Partial Least Squares Regression Analysis of Alzheimer's Disease Biomarkers, Modifiable Health Variables, and Cognitive Change in Older Adults with Mild Cognitive Impairment

Abstract

Background: Prior work has shown that certain modifiable health, Alzheimer's disease (AD) biomarker, and demographic variables are associated with cognitive performance. However, less is known about the relative importance of these different domains of variables in predicting longitudinal change in cognition.

Objective: Identify novel relationships between modifiable physical and health variables, AD biomarkers, and slope of cognitive change over two years in a cohort of older adults with mild cognitive impairment (MCI).

Methods: Metrics of cardiometabolic risk, stress, inflammation, neurotrophic/growth factors, and AD pathology were assessed in 123 older adults with MCI at baseline from the Alzheimer's Disease Neuroimaging Initiative (mean age = 73.9; SD = 7.6; mean education = 16.0; SD = 3.0).
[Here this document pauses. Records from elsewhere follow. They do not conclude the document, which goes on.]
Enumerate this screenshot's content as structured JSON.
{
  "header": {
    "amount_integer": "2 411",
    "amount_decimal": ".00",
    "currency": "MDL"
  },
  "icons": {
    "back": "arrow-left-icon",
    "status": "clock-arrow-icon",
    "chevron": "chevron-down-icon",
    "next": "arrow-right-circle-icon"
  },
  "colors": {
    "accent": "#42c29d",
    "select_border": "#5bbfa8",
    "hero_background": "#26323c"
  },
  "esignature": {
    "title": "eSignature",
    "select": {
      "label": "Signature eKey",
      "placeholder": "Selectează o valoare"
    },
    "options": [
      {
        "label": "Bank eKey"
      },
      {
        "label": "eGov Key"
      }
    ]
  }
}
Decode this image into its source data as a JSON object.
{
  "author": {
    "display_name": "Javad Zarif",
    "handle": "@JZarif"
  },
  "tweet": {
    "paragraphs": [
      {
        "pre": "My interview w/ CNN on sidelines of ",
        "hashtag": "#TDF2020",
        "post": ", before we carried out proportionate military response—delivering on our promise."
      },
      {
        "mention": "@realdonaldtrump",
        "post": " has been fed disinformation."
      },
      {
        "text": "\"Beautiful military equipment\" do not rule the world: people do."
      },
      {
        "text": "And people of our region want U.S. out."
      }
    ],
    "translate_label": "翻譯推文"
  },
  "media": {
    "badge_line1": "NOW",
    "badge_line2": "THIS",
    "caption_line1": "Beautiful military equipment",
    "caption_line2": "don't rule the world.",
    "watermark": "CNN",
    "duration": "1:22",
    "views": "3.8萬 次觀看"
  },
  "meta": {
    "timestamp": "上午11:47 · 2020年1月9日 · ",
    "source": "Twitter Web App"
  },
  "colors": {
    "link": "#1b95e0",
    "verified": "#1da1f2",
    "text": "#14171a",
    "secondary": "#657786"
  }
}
Partial least squares regression (PLSR)-a multivariate method which creates components that best predict an outcome-was used to identify whether these physiological variables were important in predicting slope of change in episodic memory or executive function over two years.

Results: At two-year follow-up, the two PLSR models predicted, respectively, 20.0% and 19.6% of the variance in change in episodic memory and executive function. Baseline levels of AD biomarkers were important in predicting change in both episodic memory and executive function. Baseline education and neurotrophic/growth factors were important in predicting change in episodic memory, whereas cardiometabolic variables such as blood pressure and cholesterol were important in predicting change in executive function.

Conclusion: These data-driven analyses highlight the impact of AD biomarkers on cognitive change and further clarify potential domain specific relationships with predictors of cognitive change.

Keywords: Episodic memory; executive function; healthy aging; inflammation; metabolic syndrome; neuronal plasticity; neuroprotection; neuropsychology.

Fig. 1.

VIP Scores represent whether a given input variable is an important predictor in the PLSR model (across all components). Variables with a VIP score > 1 (highlighted by the black horizontal line at VIP value = 1) are considered important to the PLS model’s prediction. A) VIP scores for all variables entered in the episodic memory model. B) VIP scores for all variables entered in the executive function model. BDNF, brain-derived neurotrophic factor; BMI, body mass index; BP, blood pressure; CSF, cerebrospinal fluid; HB-EGF-like-GF, heparin-binding epidermal growth factor like-growth factor; IL-6, interleukin-6; IGF, insulin-like growth factor; p-tau, phosphorylated tau₁₈₁; t-tau, total tau; VEGF, vascular endothelial growth factor.

Fig. 2.

Circle of correlation per model. Figures show how each individual input variable (labelled 1 – 29; see figure legend) is correlated with Components 1 (x-axis) and 2 (y-axis) of each model. Each variable is plotted in a standard coordinate plane. For instance, education (purple #20, A) is positively correlated with both Components 1 and 2, which places it on the right, upper half of the coordinate plane. Education was more highly correlated with Component 2, as shown by nearer distance of #20 from the y-axis, relative to the x-axis. A variable that is perfectly correlated with a given component would touch the edge (gray line) of the circle. A) Episodic Memory: AD biomarkers (orange) are largely associated with Component 1, and neurotrophic factors (blue) and education (purple #20) are largely associated with Component 2. B) Executive Function: AD biomarkers (orange) are associated with both Components 1 and 2, while cardiometabolic variables and HB-EGF-like-GF (#16) are largely associated with Component 2. BDNF, brain-derived neurotrophic factor; BMI, body mass index; BP, blood pressure; CSF, cerebrospinal fluid; HB-EGF-like-GF, heparin-binding epidermal growth factor like-growth factor; IL-6, interleukin-6; IGF, insulin-like growth factor; p-tau, phosphorylated tau₁₈₁; t-tau, total tau; VEGF, vascular endothelial growth factor.

Fig. 3.

Maps of participant loadings for Components 1 and 2. A) Episodic Memory Model: participants coded by diagnosis at two-year follow-up. B) Episodic Memory Model: participants coded by gender. C) Executive Function Model: participants coded by diagnosis at two-year follow-up. D) Executive Function Model: participants coded by gender.